It's been a while since I posted... but I feel suddenly inspired. I wan't sure where the best place to write this might be. Initially I wanted to respond to a post on FB, which I'll admit I kinda scanned quickly. It is about "replenishing your self control".
It brings up the nature of Willpower and what one feels they need "self control over." I think that while it's probably good to "replenish" your self control. . it's probably better to just "do what you wish" and "be who you really want to be" and bring your whole self as much in line with your true will as possible. this isn't necessarily easy...but why focus on gassing up something that is really more like a defense mechanism instead of just being who you want to be. ---huh. . I almost never do that. . but then I don't feel like my "self control" is generally a really big issue. This reminds me of another debate I've had with myself about the nature of "willpower". It comes up in role playing games a lot and I often wonder what "spending willpower" and "getting it back" actually represents. In the games you often "spend willpower" to do something difficult you really want to do. However, I'd suggest you really only spend willpower to do something you don't really want to do but feel you should or "have to" do. I suggest therefore that the problem really is in conflicting desires. If you are more .. in line line, internally consistent, of "one will" instead of "many" you do not get fatigued. It's easy to avoid sweet foods if you *actually want* to loose weight, and you like the alternative foods etc. If you actually want to do something more than you don't want to do it by a significant amount, then you don't have to "spend willpower". The trick is to find what can cause you to put more of your.. will/self desires behind the motivation to do something you think you "should" do. also. . there is no should. there is only what you want to do and what is possible to do. It's all about what you want more and to reduce the conflicting wants. BTW wants also include fears (desire for safety means you feel insecure) so by reducing your insecurities and fears you also help bring yourself in line (I feel like there is a better way to say that..) You don't have to worry about your self control being exhausted, if you already just want to do the thing you want to have self control over.

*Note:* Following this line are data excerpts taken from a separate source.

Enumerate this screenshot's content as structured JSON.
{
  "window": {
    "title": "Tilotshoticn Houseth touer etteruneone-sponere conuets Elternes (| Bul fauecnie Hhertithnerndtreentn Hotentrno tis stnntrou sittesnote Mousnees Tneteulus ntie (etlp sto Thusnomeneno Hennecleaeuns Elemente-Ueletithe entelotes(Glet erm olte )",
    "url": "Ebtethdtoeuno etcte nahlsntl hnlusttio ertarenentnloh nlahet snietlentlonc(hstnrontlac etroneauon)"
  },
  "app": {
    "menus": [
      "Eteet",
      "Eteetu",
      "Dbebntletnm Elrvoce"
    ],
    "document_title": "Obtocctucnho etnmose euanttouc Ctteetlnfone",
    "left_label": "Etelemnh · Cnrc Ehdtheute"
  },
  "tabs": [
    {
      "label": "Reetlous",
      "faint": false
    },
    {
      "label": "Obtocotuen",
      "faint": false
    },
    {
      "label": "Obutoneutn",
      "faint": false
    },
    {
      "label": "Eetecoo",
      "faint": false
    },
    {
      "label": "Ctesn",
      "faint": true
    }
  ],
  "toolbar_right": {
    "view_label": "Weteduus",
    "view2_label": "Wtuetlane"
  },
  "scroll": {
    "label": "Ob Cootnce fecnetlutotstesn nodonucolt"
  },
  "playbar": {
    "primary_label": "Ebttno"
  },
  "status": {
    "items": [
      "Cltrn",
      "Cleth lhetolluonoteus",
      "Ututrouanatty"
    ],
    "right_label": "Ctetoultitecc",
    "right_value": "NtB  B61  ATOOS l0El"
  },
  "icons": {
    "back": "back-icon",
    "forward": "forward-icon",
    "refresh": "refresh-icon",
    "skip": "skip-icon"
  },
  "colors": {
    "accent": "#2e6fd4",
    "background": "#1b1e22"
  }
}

What do you think? I've often thought about these ideas and also how they relate to motivation. Along similar lines I tend to think that there is a formula to that is related to what I said above to help you do something you think you "should" do. I suppose there are more factors, really more desires than just these two sides but in the past I've thought of it like this. If desire to do something is > the difficulty of doing it, one will do it. if it is equal then one will struggle and if it is < the difficulty then one will not do it no matter how much they whine and complain about it. I think that difficulty in this equation (especially taking into account my above statements) also includes insecurities and any other mental difficulty along with any physical difficulty. I would also suggest that *most* of the time the issue is more of a mental difficulty than actual physical one. People usually surprise themselves by what they can do, and often say they "can't" or "it's too hard" etc. when they are just insecure (I say just but that doesn't mean it's easy to overcome, it' just means they are blaming the wrong thing) or have some other mental block about it. Often once one has done the thing once they automatically reduce (or move around) their insecurities and other mental blocks to doing something and the "difficulty" level goes way down. The activity didn't *actually* get easier, but we realized it wasn't as hard as we thought it was. AT that point it takes less "will expenditure" to do the activity. I would argue that more of our will is behind the activity, and thus we don't have to "spend it".. if that makes sense. It's already there.
So, what do you think? am I missing something? Do these theories make sense?